The reductions, to be divided equally between defense and non-defense programs, are part of the so-called "fiscal cliff" of cuts and tax increases set for the end of the year that the Congressional Budget Office has said could lead to a recession.

Before Carney spoke, Democrats said the comment showed Obama's determination to push an alternative deficit-reduction plan in the post-election session of Congress to replace the automatic cuts.

"The president made it very clear. It's not going to occur, he's not going to let it occur," said Representative Gerald Connolly, a Democrat whose northern Virginia district is home to thousands of defense and other government workers who could face layoffs.

Carney said the threat of automatic cuts was meant as a "forcing mechanism" to push Congress to take a balanced approach to shrinking deficits, including raising revenues.

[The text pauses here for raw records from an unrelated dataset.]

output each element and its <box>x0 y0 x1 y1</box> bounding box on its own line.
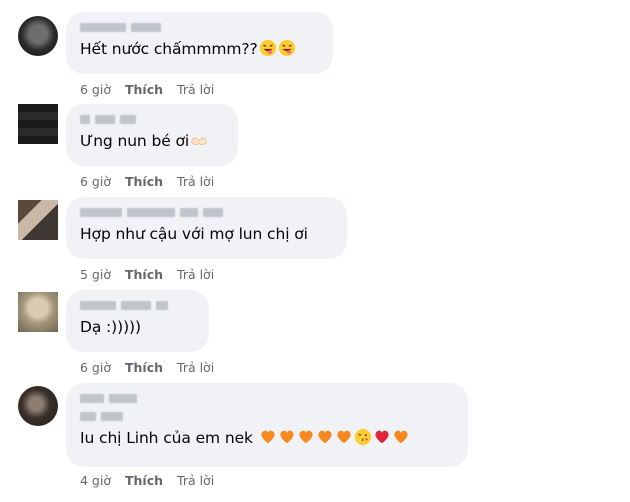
comment-actions: 6 giờ Thích Trả lời <box>80 172 214 190</box>
timestamp[interactable]: 5 giờ <box>80 267 111 282</box>
like-button[interactable]: Thích <box>125 267 163 282</box>
avatar[interactable] <box>18 104 58 144</box>
timestamp[interactable]: 4 giờ <box>80 473 111 488</box>
like-button[interactable]: Thích <box>125 82 163 97</box>
comment-text: Dạ :))))) <box>80 318 141 336</box>
timestamp[interactable]: 6 giờ <box>80 360 111 375</box>
comment-actions: 4 giờ Thích Trả lời <box>80 471 214 489</box>
comment-bubble: Hợp như cậu với mợ lun chị ơi <box>66 197 347 259</box>
author-name-blurred[interactable] <box>80 112 224 126</box>
reply-button[interactable]: Trả lời <box>177 473 214 488</box>
reply-button[interactable]: Trả lời <box>177 82 214 97</box>
orange-heart-emoji-icon <box>318 430 332 444</box>
orange-heart-emoji-icon <box>280 430 294 444</box>
orange-heart-emoji-icon <box>299 430 313 444</box>
comment-text: Hợp như cậu với mợ lun chị ơi <box>80 225 308 243</box>
comment-actions: 6 giờ Thích Trả lời <box>80 358 214 376</box>
reply-button[interactable]: Trả lời <box>177 267 214 282</box>
red-heart-emoji-icon <box>375 430 389 444</box>
tongue-wink-emoji-icon <box>259 39 276 57</box>
comment-text: Iu chị Linh của em nek <box>80 427 454 449</box>
comment-bubble: Ưng nun bé ơi <box>66 104 238 166</box>
like-button[interactable]: Thích <box>125 473 163 488</box>
like-button[interactable]: Thích <box>125 174 163 189</box>
author-subtitle-blurred <box>80 409 454 423</box>
tongue-wink-emoji-icon <box>278 39 295 57</box>
orange-heart-emoji-icon <box>261 430 275 444</box>
comment-text: Ưng nun bé ơi <box>80 130 224 152</box>
avatar[interactable] <box>18 292 58 332</box>
reply-button[interactable]: Trả lời <box>177 360 214 375</box>
avatar[interactable] <box>18 200 58 240</box>
author-name-blurred[interactable] <box>80 205 333 219</box>
reply-button[interactable]: Trả lời <box>177 174 214 189</box>
comment-bubble: Dạ :))))) <box>66 290 209 352</box>
comment-actions: 5 giờ Thích Trả lời <box>80 265 214 283</box>
timestamp[interactable]: 6 giờ <box>80 82 111 97</box>
timestamp[interactable]: 6 giờ <box>80 174 111 189</box>
author-name-blurred[interactable] <box>80 298 195 312</box>
heart-hands-emoji-icon <box>191 137 207 146</box>
comment-actions: 6 giờ Thích Trả lời <box>80 80 214 98</box>
comment-text: Hết nước chấmmmm?? <box>80 38 319 60</box>
orange-heart-emoji-icon <box>337 430 351 444</box>
kissing-emoji-icon <box>354 428 371 446</box>
comment-bubble: Iu chị Linh của em nek <box>66 383 468 467</box>
avatar[interactable] <box>18 16 58 56</box>
comment-bubble: Hết nước chấmmmm?? <box>66 12 333 74</box>
avatar[interactable] <box>18 386 58 426</box>
author-name-blurred[interactable] <box>80 391 454 405</box>
like-button[interactable]: Thích <box>125 360 163 375</box>
author-name-blurred[interactable] <box>80 20 319 34</box>
orange-heart-emoji-icon <box>394 430 408 444</box>
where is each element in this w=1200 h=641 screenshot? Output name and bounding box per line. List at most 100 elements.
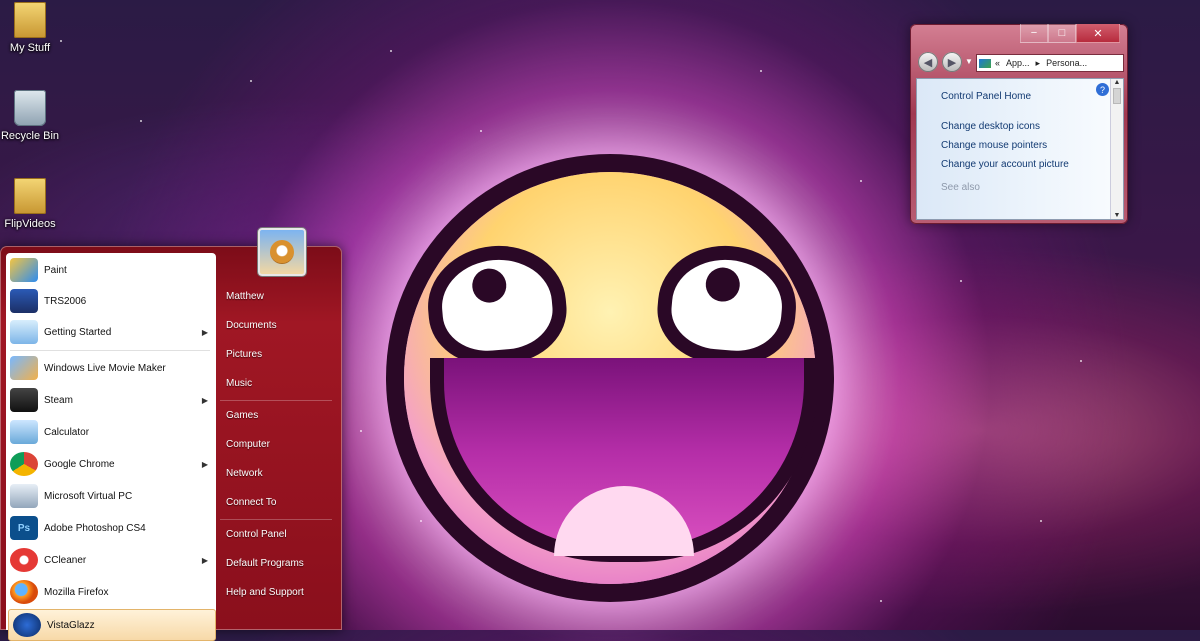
photoshop-icon: Ps [10, 516, 38, 540]
address-bar[interactable]: « App... ▸ Persona... [976, 54, 1124, 72]
paint-icon [10, 258, 38, 282]
start-menu-connect-to[interactable]: Connect To [226, 497, 276, 508]
start-menu-pictures[interactable]: Pictures [226, 349, 262, 360]
program-label: Mozilla Firefox [44, 586, 109, 598]
program-google-chrome[interactable]: Google Chrome ▶ [6, 449, 216, 479]
smiley-left-eye [423, 240, 571, 370]
start-menu-programs: Paint TRS2006 Getting Started ▶ Windows … [6, 253, 216, 641]
start-menu: Paint TRS2006 Getting Started ▶ Windows … [0, 246, 342, 641]
star [360, 430, 362, 432]
star [390, 50, 392, 52]
program-label: Steam [44, 394, 73, 406]
submenu-arrow-icon: ▶ [201, 555, 208, 565]
help-icon[interactable]: ? [1096, 83, 1109, 96]
program-getting-started[interactable]: Getting Started ▶ [6, 317, 216, 347]
start-menu-help-and-support[interactable]: Help and Support [226, 587, 304, 598]
program-microsoft-virtual-pc[interactable]: Microsoft Virtual PC [6, 481, 216, 511]
breadcrumb-overflow[interactable]: « [995, 58, 1000, 68]
calculator-icon [10, 420, 38, 444]
program-adobe-photoshop-cs4[interactable]: Ps Adobe Photoshop CS4 [6, 513, 216, 543]
desktop-icon-label: Recycle Bin [0, 130, 60, 142]
start-menu-music[interactable]: Music [226, 378, 252, 389]
star [480, 130, 482, 132]
breadcrumb-app[interactable]: App... [1006, 58, 1030, 68]
smiley-tongue [554, 486, 694, 556]
scroll-up-arrow-icon[interactable]: ▲ [1111, 79, 1123, 86]
program-label: Google Chrome [44, 458, 115, 470]
close-button[interactable]: ✕ [1076, 24, 1120, 43]
user-avatar[interactable] [258, 228, 306, 276]
smiley-pupil [470, 267, 508, 305]
vertical-scrollbar[interactable]: ▲ ▼ [1110, 79, 1123, 219]
program-mozilla-firefox[interactable]: Mozilla Firefox [6, 577, 216, 607]
forward-button[interactable]: ▶ [942, 52, 962, 72]
desktop-icon-flipvideos[interactable]: FlipVideos [0, 178, 62, 230]
menu-separator [220, 400, 332, 401]
steam-icon [10, 388, 38, 412]
maximize-button[interactable]: □ [1048, 24, 1076, 43]
start-menu-user-matthew[interactable]: Matthew [226, 291, 264, 302]
program-calculator[interactable]: Calculator [6, 417, 216, 447]
program-windows-live-movie-maker[interactable]: Windows Live Movie Maker [6, 353, 216, 383]
program-vistaglazz[interactable]: VistaGlazz [8, 609, 216, 641]
firefox-icon [10, 580, 38, 604]
recycle-bin-icon [14, 90, 46, 126]
change-mouse-pointers-link[interactable]: Change mouse pointers [941, 140, 1047, 151]
program-label: CCleaner [44, 554, 87, 566]
breadcrumb-personalization[interactable]: Persona... [1046, 58, 1087, 68]
program-label: Paint [44, 264, 67, 276]
getting-started-icon [10, 320, 38, 344]
window-controls: − □ ✕ [1020, 24, 1120, 43]
start-menu-network[interactable]: Network [226, 468, 263, 479]
change-desktop-icons-link[interactable]: Change desktop icons [941, 121, 1040, 132]
start-menu-documents[interactable]: Documents [226, 320, 277, 331]
recent-pages-arrow-icon[interactable]: ▼ [965, 57, 973, 66]
program-label: Adobe Photoshop CS4 [44, 522, 146, 534]
minimize-button[interactable]: − [1020, 24, 1048, 43]
program-label: Getting Started [44, 326, 112, 338]
star [1080, 360, 1082, 362]
folder-icon [14, 178, 46, 214]
star [880, 600, 882, 602]
dog-avatar-icon [270, 240, 294, 264]
submenu-arrow-icon: ▶ [201, 395, 208, 405]
star [1040, 520, 1042, 522]
see-also-heading: See also [941, 182, 980, 193]
smiley-pupil [704, 266, 742, 303]
program-steam[interactable]: Steam ▶ [6, 385, 216, 415]
movie-maker-icon [10, 356, 38, 380]
start-menu-computer[interactable]: Computer [226, 439, 270, 450]
back-button[interactable]: ◀ [918, 52, 938, 72]
vistaglazz-icon [13, 613, 41, 637]
desktop-icon-label: FlipVideos [4, 218, 56, 230]
star [140, 120, 142, 122]
control-panel-window: − □ ✕ ◀ ▶ ▼ « App... ▸ Persona... ? Cont… [910, 24, 1128, 224]
star [860, 180, 862, 182]
control-panel-task-pane: ? Control Panel Home Change desktop icon… [916, 78, 1124, 220]
program-trs2006[interactable]: TRS2006 [6, 286, 216, 316]
program-ccleaner[interactable]: CCleaner ▶ [6, 545, 216, 575]
star [250, 80, 252, 82]
scroll-thumb[interactable] [1113, 88, 1121, 104]
program-label: TRS2006 [44, 295, 87, 307]
chrome-icon [10, 452, 38, 476]
desktop-icon-my-stuff[interactable]: My Stuff [0, 2, 62, 54]
program-paint[interactable]: Paint [6, 255, 216, 285]
change-account-picture-link[interactable]: Change your account picture [941, 159, 1069, 170]
ccleaner-icon [10, 548, 38, 572]
star [420, 520, 422, 522]
program-label: Windows Live Movie Maker [44, 362, 166, 374]
scroll-down-arrow-icon[interactable]: ▼ [1111, 212, 1123, 219]
desktop-icon-recycle-bin[interactable]: Recycle Bin [0, 90, 62, 142]
breadcrumb-separator-icon: ▸ [1035, 57, 1041, 68]
start-menu-control-panel[interactable]: Control Panel [226, 529, 287, 540]
control-panel-icon [979, 58, 991, 68]
program-label: Microsoft Virtual PC [44, 490, 133, 502]
start-menu-default-programs[interactable]: Default Programs [226, 558, 304, 569]
menu-separator [220, 519, 332, 520]
folder-icon [14, 2, 46, 38]
star [960, 280, 962, 282]
control-panel-home-link[interactable]: Control Panel Home [941, 91, 1031, 102]
submenu-arrow-icon: ▶ [201, 327, 208, 337]
start-menu-games[interactable]: Games [226, 410, 258, 421]
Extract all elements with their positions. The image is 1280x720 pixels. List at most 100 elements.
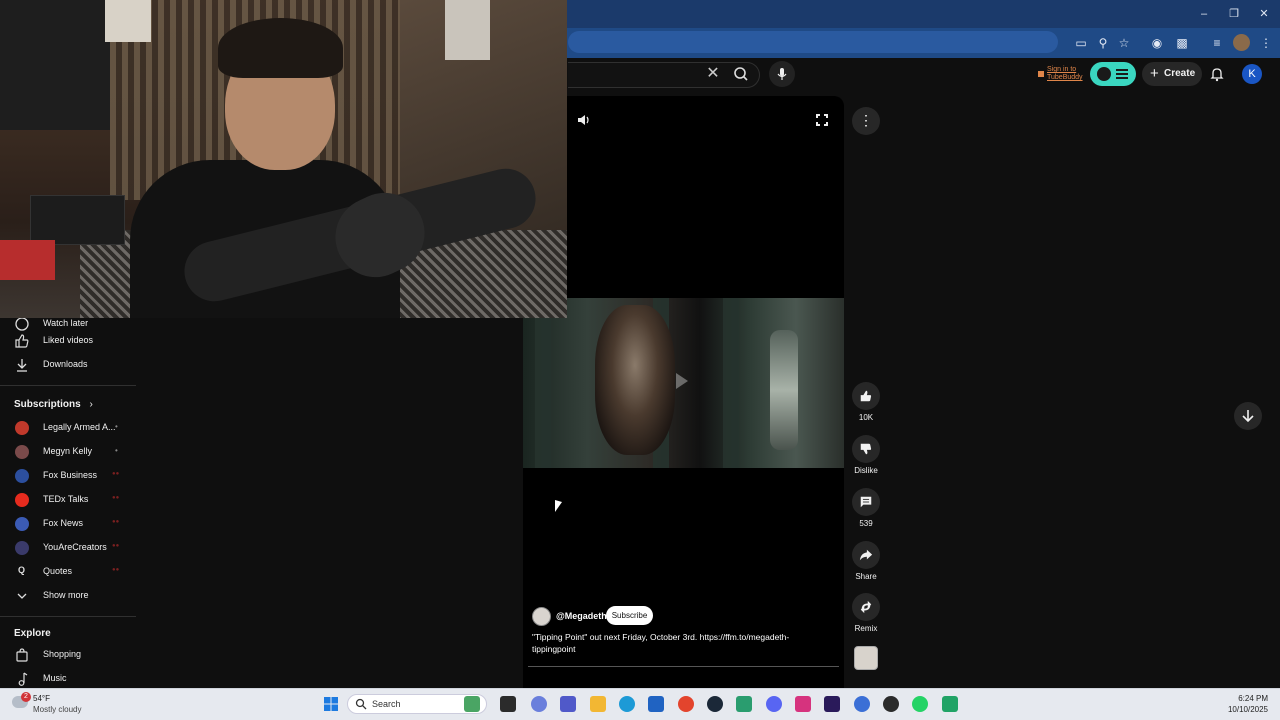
subscription-item[interactable]: Q Quotes ●● xyxy=(0,560,136,584)
voice-search-button[interactable] xyxy=(769,61,795,87)
search-highlight-icon[interactable] xyxy=(464,696,480,712)
sidebar-item-label: Shopping xyxy=(43,649,82,659)
copilot-icon[interactable] xyxy=(531,696,547,712)
install-app-icon[interactable]: ▭ xyxy=(1072,34,1090,52)
sidebar-item-label: Music xyxy=(43,673,67,683)
search-icon[interactable] xyxy=(732,64,750,84)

"The president is confident that Congress will take the appropriate action in order to achieve a balanced deficit-reduction package in order to avoid these onerous cuts in both defense and non-defense discretionary spending," he added.

REPUBLICANS: WHAT PLAN?

A spokesman for Senate Republican Leader Mitch McConnell said: "We were all surprised by the president saying that the sequester ‘will not happen' given that he still hasn't presented a plan to make sure it ‘will not happen.'

"While the Republican-led House (of Representatives) has already taken action, Democrats in the Senate haven't even passed a budget, and the president has presented no plan to prevent the defense cuts," the spokesman said.

Kevin Smith, a spokesman for House Speaker John Boehner, said: "For the past year, the president has refused to show any leadership in resolving the sequester he proposed, so forgive us if we have doubts about his newfound desire to tackle the issue."

Democrat Connolly said Obama would be foolish to release specifics of his plan in the "toxic" pre-election environment.

"If you're concerned about the sequestration, the re-election of the president is the best dynamic we have because a re-elected President Obama in a lame-duck session of this Congress will have the upper hand," he said.

A lame-duck session occurs after the election but before the newly chosen lawmakers take office in January and includes members who were defeated in November.

Analyst Greg Valliere of Potomac Research Group called Obama's remark "the most significant statement in last night's debate."

"The president said a budget sequester 'will not happen.' This is the clearest indication yet that the fiscal cliff may be finessed or delayed," he said.

Ian Lyngen, senior government bond strategist at CRT Capital in Stamford, Connecticut, said the president's comment could mean that there will not be "grand cuts" in January.

"I think that one would be advised to interpret it as not meaning that they won't happen, but that they won't happen on the first of the year," he said.

Marion Blakey, president of the Aerospace Industries Association, urged Congress and the White House to name a small team of experts to hammer out a plan to avert sequestration immediately - and not wait until after the November 6 election.

"If the conviction is there, then we've got to have the specifics, the actual language for the legislation developed ... so it's ready to go when they come back," she said.